While the majority of the Company's resources continued to be concentrated on the production of switchgear and associated equipment, there was a major swing to the supply of spare parts and repair of such equipment damaged by German bombing.

Reyrolle switchgear was not made to be bomb proof, but in one particular case, a factory was gutted by fire that badly damaged the sub-station. The roof collapsed on the switchgear, which was buried for several days. After the debris was cleared away, the circuit-breakers were found to be in good working order. However, perhaps the most significant fact about Reyrolle's contribution to the war effort, was how the firm's skilled and experienced workforce was used so extensively to manufacture and repair varied equipment for the armed forces.

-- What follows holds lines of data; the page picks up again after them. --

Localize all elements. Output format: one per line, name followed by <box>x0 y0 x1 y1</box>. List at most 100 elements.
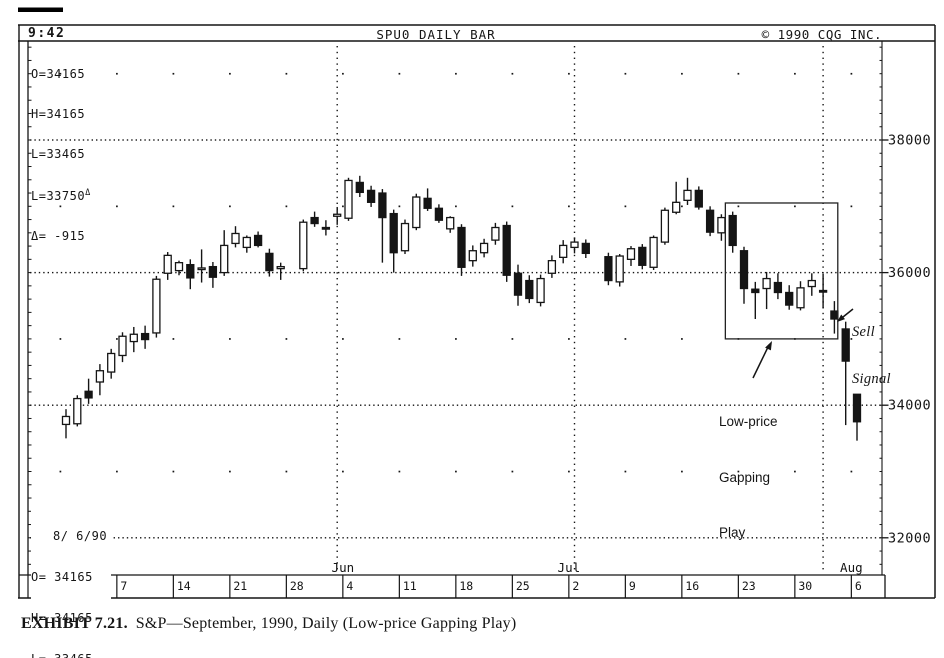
annotation-arrows <box>752 308 854 379</box>
candle-jun-28 <box>547 255 557 278</box>
x-axis-week-label: 14 <box>177 579 191 593</box>
candle-may-8 <box>129 326 138 353</box>
quote-change: Δ= -915 <box>31 228 86 243</box>
candle-may-3 <box>95 364 105 396</box>
candle-jul-26 <box>773 273 783 300</box>
quote-readout: O=34165 H=34165 L=33465 L=33750Δ Δ= -915 <box>31 42 91 269</box>
exhibit-caption: EXHIBIT 7.21. S&P—September, 1990, Daily … <box>21 615 516 633</box>
candle-jul-23 <box>739 246 749 304</box>
candle-jul-20 <box>728 211 737 253</box>
candle-jun-27 <box>536 274 545 307</box>
minor-grid-dots <box>59 72 853 473</box>
candle-jun-6 <box>366 185 376 207</box>
quote-last: L=33750Δ <box>31 188 91 204</box>
candle-may-31 <box>321 220 331 236</box>
x-axis-week-label: 28 <box>290 579 304 593</box>
x-axis-week-label: 7 <box>120 579 127 593</box>
candle-may-25 <box>276 262 285 280</box>
chart-frame <box>18 24 936 599</box>
y-axis-price-label: 34000 <box>888 398 931 414</box>
y-axis-price-label: 32000 <box>888 530 931 546</box>
candle-may-2 <box>84 378 93 404</box>
sell-signal-arrow <box>842 308 854 318</box>
y-axis-labels: 38000 36000 34000 32000 <box>888 133 931 547</box>
quote-low: L=33465 <box>31 146 86 161</box>
x-axis-week-label: 16 <box>685 579 699 593</box>
candle-jun-29 <box>559 240 568 264</box>
candle-jun-11 <box>400 219 410 255</box>
candle-may-4 <box>107 348 116 379</box>
gapping-play-arrow <box>752 344 770 379</box>
candle-may-30 <box>310 211 319 227</box>
x-axis-week-label: 21 <box>233 579 247 593</box>
candle-jul-25 <box>762 271 771 310</box>
x-axis-week-label: 2 <box>572 579 579 593</box>
candle-may-7 <box>118 332 127 363</box>
candle-may-1 <box>73 395 82 427</box>
candle-may-11 <box>163 252 172 280</box>
session-low: L= 33465 <box>31 652 107 658</box>
candle-may-29 <box>299 219 308 272</box>
candle-jun-25 <box>513 264 523 306</box>
month-gridlines <box>336 46 824 570</box>
major-price-gridlines <box>30 139 881 539</box>
candle-jul-11 <box>649 235 658 270</box>
x-axis-week-label: 25 <box>516 579 530 593</box>
sell-signal-arrowhead <box>837 314 845 322</box>
candle-jul-9 <box>626 246 636 266</box>
y-axis-price-label: 36000 <box>888 265 931 281</box>
exhibit-number: EXHIBIT 7.21. <box>21 615 128 632</box>
candle-may-16 <box>197 249 206 283</box>
candle-jul-12 <box>660 207 670 245</box>
session-date: 8/ 6/90 <box>53 529 108 544</box>
candle-jul-6 <box>615 254 624 287</box>
candlestick-chart: 38000 36000 34000 32000 7 14 21 28 4 11 18 25 2 9 16 23… <box>18 7 936 599</box>
x-axis-month-label: Jun <box>332 560 355 575</box>
copyright-notice: © 1990 CQG INC. <box>761 27 882 42</box>
candle-jun-13 <box>423 188 432 211</box>
y-axis-price-label: 38000 <box>888 133 931 149</box>
candle-jul-27 <box>785 285 794 310</box>
candle-aug-6 <box>852 393 862 441</box>
candle-jul-5 <box>604 252 613 286</box>
candle-jul-19 <box>717 214 726 241</box>
candle-jun-15 <box>446 216 455 233</box>
candle-may-18 <box>220 230 229 276</box>
candle-may-9 <box>140 325 150 349</box>
candle-jul-16 <box>683 177 692 205</box>
candle-may-14 <box>174 260 184 276</box>
candle-jul-13 <box>672 181 681 215</box>
scan-artifact <box>18 7 63 12</box>
x-axis-week-label: 18 <box>459 579 473 593</box>
candle-jul-24 <box>751 281 760 320</box>
uptick-indicator: Δ <box>85 188 91 199</box>
candle-may-10 <box>152 275 161 338</box>
exhibit-title: S&P—September, 1990, Daily (Low-price Ga… <box>135 615 517 632</box>
candle-aug-1 <box>818 273 828 309</box>
x-axis-week-label: 30 <box>798 579 812 593</box>
candle-jun-26 <box>525 275 534 304</box>
candle-jun-5 <box>355 175 364 198</box>
candle-may-22 <box>242 235 251 253</box>
x-axis-week-label: 9 <box>629 579 636 593</box>
candle-jun-18 <box>457 224 466 276</box>
gapping-play-arrowhead <box>765 341 772 351</box>
candlesticks <box>61 175 862 441</box>
clock-time: 9:42 <box>28 26 66 41</box>
quote-high: H=34165 <box>31 107 86 122</box>
candle-jul-18 <box>705 206 715 237</box>
session-readout: 8/ 6/90 O= 34165 H= 34165 L= 33465 C= 33… <box>31 503 112 658</box>
sell-signal-annotation: Sell Signal <box>852 324 891 387</box>
x-axis-week-label: 6 <box>855 579 862 593</box>
candle-jun-22 <box>502 221 511 282</box>
candle-jun-8 <box>389 209 398 273</box>
candle-aug-3 <box>841 321 850 426</box>
candle-jun-12 <box>412 193 421 231</box>
x-axis-week-label: 4 <box>346 579 353 593</box>
x-axis-month-label: Jul <box>558 560 581 575</box>
candle-may-15 <box>186 259 195 290</box>
candle-jul-10 <box>638 244 647 270</box>
candle-apr-30 <box>61 409 71 439</box>
candle-may-24 <box>265 248 274 277</box>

Coincidentally, the Company had a serviceman as Managing Director during those difficult years. Bruce Leeson was a retired Lieutenant Colonel in the Royal Engineers. His secretary remembers him very well. Grace Broom (formerly Kippax) recalls, "He was a lovely gentleman for whom I had the greatest regard. I took secret letters from him to Hawthorne-Leslies and government offices in Newcastle."

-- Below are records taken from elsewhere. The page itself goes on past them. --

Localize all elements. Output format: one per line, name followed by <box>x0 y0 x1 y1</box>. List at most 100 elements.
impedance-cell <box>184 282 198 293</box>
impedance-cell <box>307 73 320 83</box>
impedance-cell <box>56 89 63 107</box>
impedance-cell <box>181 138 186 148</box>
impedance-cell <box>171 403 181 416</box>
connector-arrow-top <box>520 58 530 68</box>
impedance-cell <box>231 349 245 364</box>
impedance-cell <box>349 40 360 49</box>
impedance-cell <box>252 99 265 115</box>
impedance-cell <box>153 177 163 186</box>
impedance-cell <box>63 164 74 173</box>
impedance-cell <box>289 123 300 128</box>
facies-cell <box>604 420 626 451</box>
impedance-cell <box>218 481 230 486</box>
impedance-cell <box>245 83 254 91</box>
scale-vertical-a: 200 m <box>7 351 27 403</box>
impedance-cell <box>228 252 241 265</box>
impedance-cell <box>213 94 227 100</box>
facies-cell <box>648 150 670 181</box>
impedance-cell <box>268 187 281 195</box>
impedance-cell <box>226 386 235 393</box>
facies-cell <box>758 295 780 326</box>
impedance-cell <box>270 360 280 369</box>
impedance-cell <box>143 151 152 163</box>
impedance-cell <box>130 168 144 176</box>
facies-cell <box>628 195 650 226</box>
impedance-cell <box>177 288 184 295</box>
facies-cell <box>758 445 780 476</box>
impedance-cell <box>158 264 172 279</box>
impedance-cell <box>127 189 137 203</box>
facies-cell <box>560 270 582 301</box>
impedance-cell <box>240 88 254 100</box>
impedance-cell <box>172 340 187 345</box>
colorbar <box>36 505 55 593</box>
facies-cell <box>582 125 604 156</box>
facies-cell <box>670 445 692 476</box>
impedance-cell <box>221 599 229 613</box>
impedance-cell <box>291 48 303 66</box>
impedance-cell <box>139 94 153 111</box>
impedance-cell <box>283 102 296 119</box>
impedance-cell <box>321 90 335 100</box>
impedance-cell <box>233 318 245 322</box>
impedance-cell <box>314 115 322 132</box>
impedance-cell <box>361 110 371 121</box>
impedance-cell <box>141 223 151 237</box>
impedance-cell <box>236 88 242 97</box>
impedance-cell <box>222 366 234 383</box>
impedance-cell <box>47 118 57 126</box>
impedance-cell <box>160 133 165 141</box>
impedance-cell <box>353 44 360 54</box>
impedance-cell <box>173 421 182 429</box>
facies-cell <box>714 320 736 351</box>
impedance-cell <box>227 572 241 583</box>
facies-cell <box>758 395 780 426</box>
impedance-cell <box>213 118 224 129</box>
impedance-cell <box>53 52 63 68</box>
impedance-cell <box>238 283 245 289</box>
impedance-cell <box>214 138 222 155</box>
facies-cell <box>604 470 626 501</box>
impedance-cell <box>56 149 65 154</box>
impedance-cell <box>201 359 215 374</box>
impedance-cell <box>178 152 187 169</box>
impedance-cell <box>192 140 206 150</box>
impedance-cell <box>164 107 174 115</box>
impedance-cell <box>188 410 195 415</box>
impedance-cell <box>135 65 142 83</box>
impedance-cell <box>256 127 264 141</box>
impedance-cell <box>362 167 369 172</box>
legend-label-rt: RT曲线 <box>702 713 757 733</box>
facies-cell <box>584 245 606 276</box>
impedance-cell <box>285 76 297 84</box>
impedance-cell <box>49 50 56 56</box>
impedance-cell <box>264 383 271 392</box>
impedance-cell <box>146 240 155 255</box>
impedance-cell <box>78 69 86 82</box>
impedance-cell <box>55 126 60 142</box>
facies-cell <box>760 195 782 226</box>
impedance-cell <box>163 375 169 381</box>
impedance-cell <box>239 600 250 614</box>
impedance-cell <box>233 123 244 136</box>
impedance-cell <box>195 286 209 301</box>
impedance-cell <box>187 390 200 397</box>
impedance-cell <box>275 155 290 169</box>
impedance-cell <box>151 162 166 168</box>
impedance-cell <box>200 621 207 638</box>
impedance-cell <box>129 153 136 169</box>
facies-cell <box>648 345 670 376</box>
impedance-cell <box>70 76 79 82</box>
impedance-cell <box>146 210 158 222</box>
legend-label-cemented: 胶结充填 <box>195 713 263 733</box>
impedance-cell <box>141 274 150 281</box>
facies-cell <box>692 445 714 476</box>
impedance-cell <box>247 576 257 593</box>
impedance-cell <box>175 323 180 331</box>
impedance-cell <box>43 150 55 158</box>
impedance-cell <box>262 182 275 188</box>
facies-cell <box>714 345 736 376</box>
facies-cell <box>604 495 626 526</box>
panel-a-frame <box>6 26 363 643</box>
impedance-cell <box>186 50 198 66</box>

Even before the conflict started, Reyrolle was approached by the War Office to assist with the production of Sound Locators for the armed services. It was, however, a submarine that brought publicity to the Company in June 1939. H.M.S. Thetis tragically sank whilst on diving trials in Liverpool Bay, with the loss of 99 crew and dockworkers. After salvage work, the control boards and related equipment were brought to Reyrolle for repair and renovation. From that time, the Company received numerous letters addressed to H.M.S. Reyrolle. It took several years before the Admiralty discovered that Reyrolle did not float and compromised with communications addressed to Reyrolle Shipbuilder, Hebburn-on-Tyne.

To those in London, it was perhaps an easy mistake to make because, sandwiched between shipyards and overlooking the river, Reyrolle became part of the Tyne Ship-Repair Facility. Anything that could be unbolted was sent to Reyrolle for repair. Holme's Motors was like an Admiralty repair shop. When it could not be unbolted, fitters went on board and carried out work on all types of marine equipment.

A story is told about a submarine docking in the River Tyne on a Friday night for a generator overhaul. The Captain judged the repair would take two weeks and gave the crew appropriate leave. Reyrolle fitters worked the week end and had the
generator repaired by the following Tuesday. It is not known what the Admiralty said to the Captain!